In two-or-more-player sequential games, a ply is one turn taken by one of the players. The word is used to clarify what is meant when one might otherwise say "turn".

The word "turn" can be a problem since it means different things in different traditions. For example, in standard chess terminology, one move consists of a turn by each player; therefore a ply in chess is a half-move. Thus, after 20 moves in a chess game, 40 plies have been completed—20 by white and 20 by black. In the game of Go, by contrast, a ply is the normal unit of counting moves; so for example to say that a game is 250 moves long is to imply 250 plies.

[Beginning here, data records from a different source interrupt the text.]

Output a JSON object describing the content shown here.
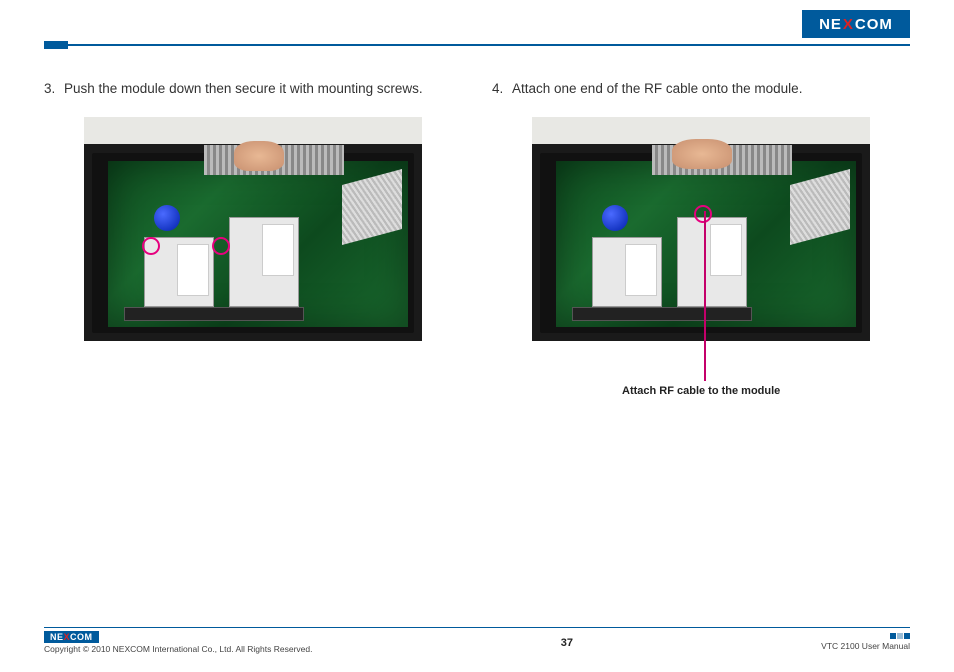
{
  "brand": {
    "name_left": "NE",
    "name_x": "X",
    "name_right": "COM"
  },
  "steps": {
    "left": {
      "num": "3.",
      "text": "Push the module down then secure it with mounting screws."
    },
    "right": {
      "num": "4.",
      "text": "Attach one end of the RF cable onto the module."
    }
  },
  "callout": {
    "text": "Attach RF cable to the module"
  },
  "footer": {
    "copyright": "Copyright © 2010 NEXCOM International Co., Ltd. All Rights Reserved.",
    "page": "37",
    "doc": "VTC 2100 User Manual"
  }
}
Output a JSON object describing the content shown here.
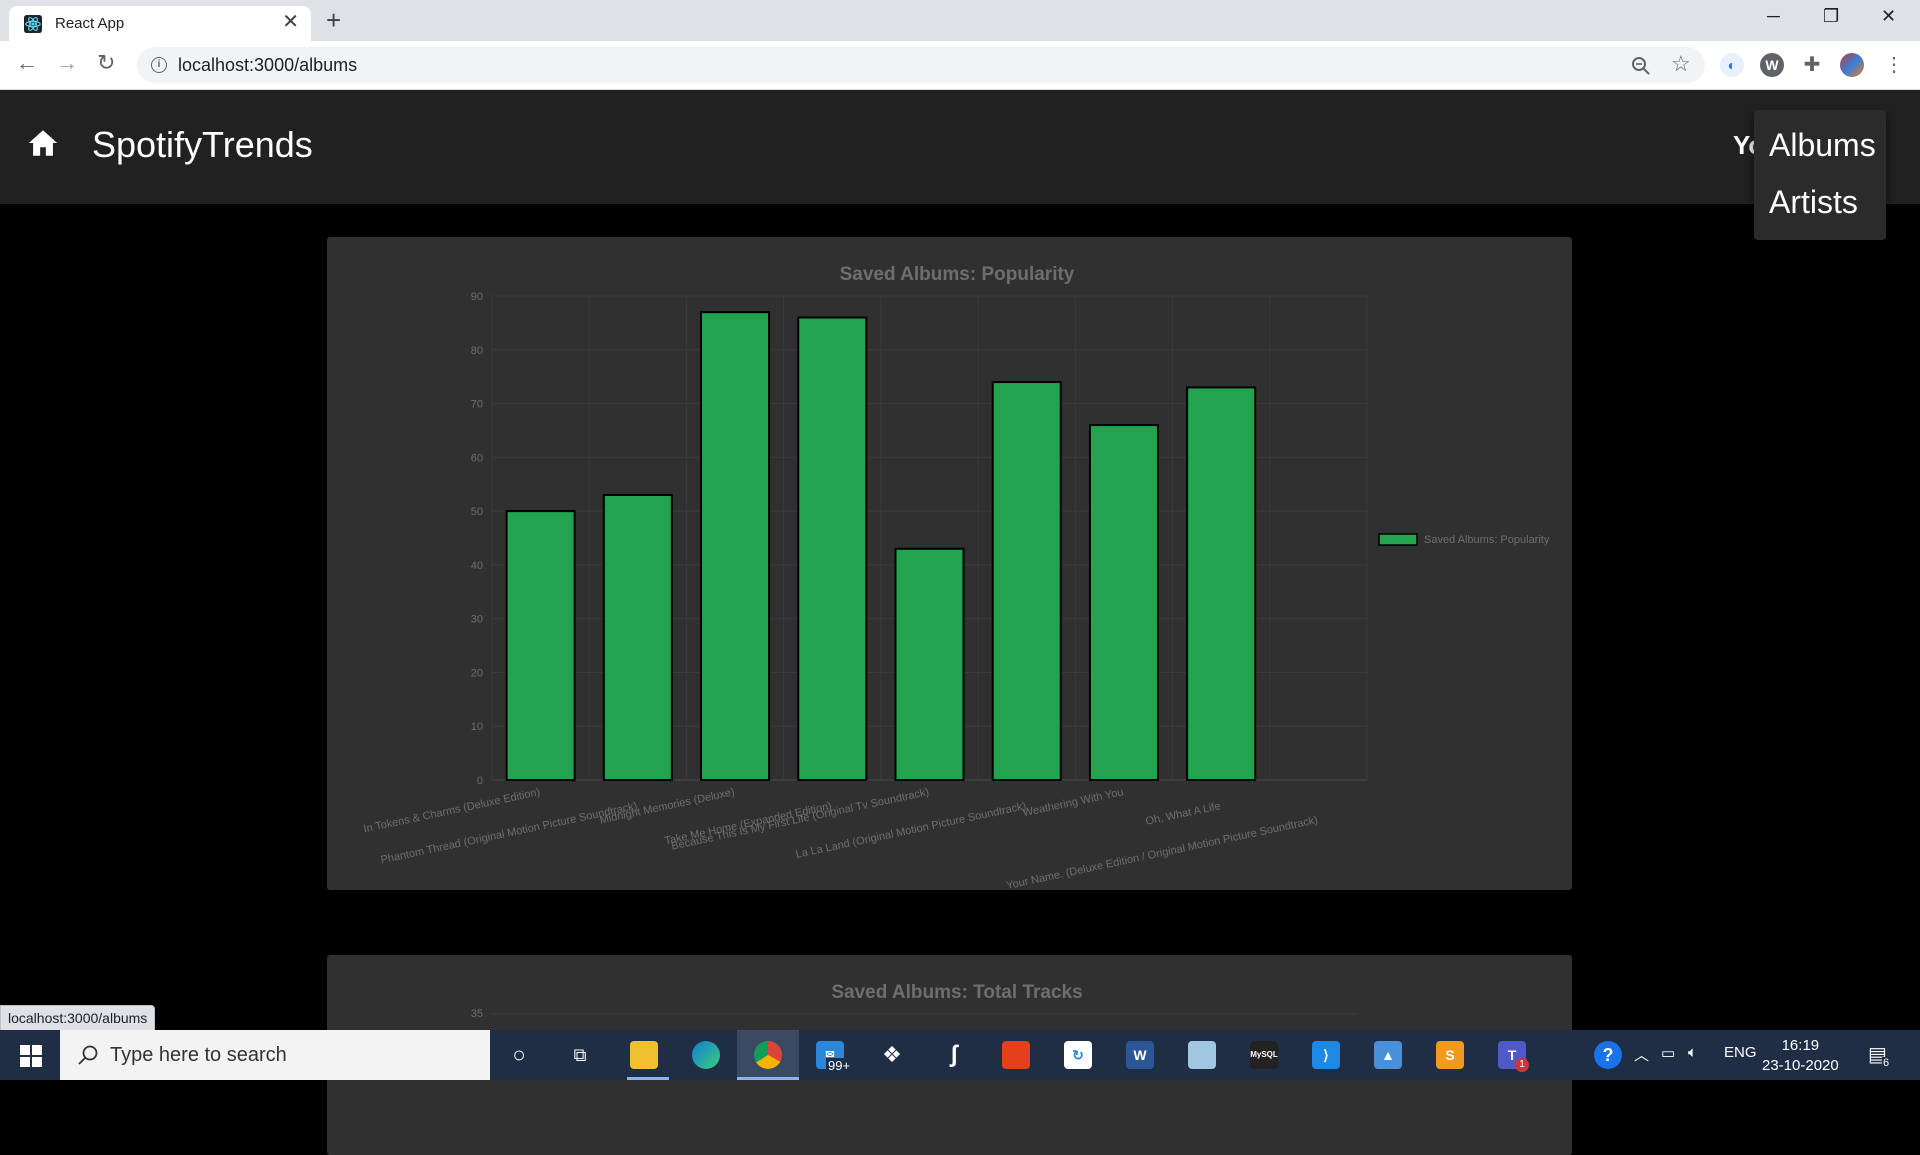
{
  "browser": {
    "tab_title": "React App",
    "tab_close": "✕",
    "new_tab": "+",
    "url": "localhost:3000/albums",
    "status_url": "localhost:3000/albums",
    "window_controls": [
      "─",
      "❐",
      "✕"
    ]
  },
  "app": {
    "brand": "SpotifyTrends",
    "header_partial": "Yo",
    "menu_items": [
      "Albums",
      "Artists"
    ]
  },
  "charts": {
    "popularity_title": "Saved Albums: Popularity",
    "tracks_title": "Saved Albums: Total Tracks",
    "tracks_top_tick": "35"
  },
  "chart_data": [
    {
      "type": "bar",
      "title": "Saved Albums: Popularity",
      "categories": [
        "In Tokens & Charms (Deluxe Edition)",
        "Phantom Thread (Original Motion Picture Soundtrack)",
        "Midnight Memories (Deluxe)",
        "Take Me Home (Expanded Edition)",
        "Because This Is My First Life (Original Tv Soundtrack)",
        "La La Land (Original Motion Picture Soundtrack)",
        "Weathering With You",
        "Oh, What A Life",
        "Your Name. (Deluxe Edition / Original Motion Picture Soundtrack)"
      ],
      "series": [
        {
          "name": "Saved Albums: Popularity",
          "values": [
            50,
            53,
            87,
            86,
            43,
            74,
            66,
            73,
            0
          ]
        }
      ],
      "ylim": [
        0,
        90
      ],
      "yticks": [
        0,
        10,
        20,
        30,
        40,
        50,
        60,
        70,
        80,
        90
      ],
      "legend_position": "right",
      "grid": true,
      "bar_color": "#21a350"
    }
  ],
  "taskbar": {
    "search_placeholder": "Type here to search",
    "mail_badge": "99+",
    "teams_badge": "1",
    "lang": "ENG",
    "time": "16:19",
    "date": "23-10-2020",
    "notification_count": "6"
  }
}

In poker with n players the word "street" is used for a full betting round consisting of n plies; each dealt card may sometimes also be called a "street". For instance, in heads up Texas hold'em, a street consists of 2 plies, with possible plays being check/raise/call/fold: the first by the player at the big blind, and the second by the dealer, who posts the small blind; and there are 4 streets: preflop, flop, turn, river (the latter 3 corresponding to community cards). The terms "half-street" and "half-street game" are sometimes used to describe, respectively, a single bet in a heads up game, and a simplified heads up poker game where only a single player bets.

The word "ply" used as a synonym for "layer" goes back to the 15th century. Arthur Samuel first used the term in its game-theoretic sense in his seminal paper on machine learning in checkers in 1959, but with a slightly different meaning: the "ply", in Samuel's terminology, is actually the depth of analysis ("Certain expressions were introduced which we will find useful. These are: Ply, defined as the number of moves ahead, where a ply of two consists of one proposed move by the machine and one anticipated reply by the opponent").

In computing, the concept of a ply is important because one ply corresponds to one level of the game tree. The Deep Blue chess computer which defeated Kasparov in 1997 would typically search to a depth of between six and sixteen plies to a maximum of forty plies in some situations.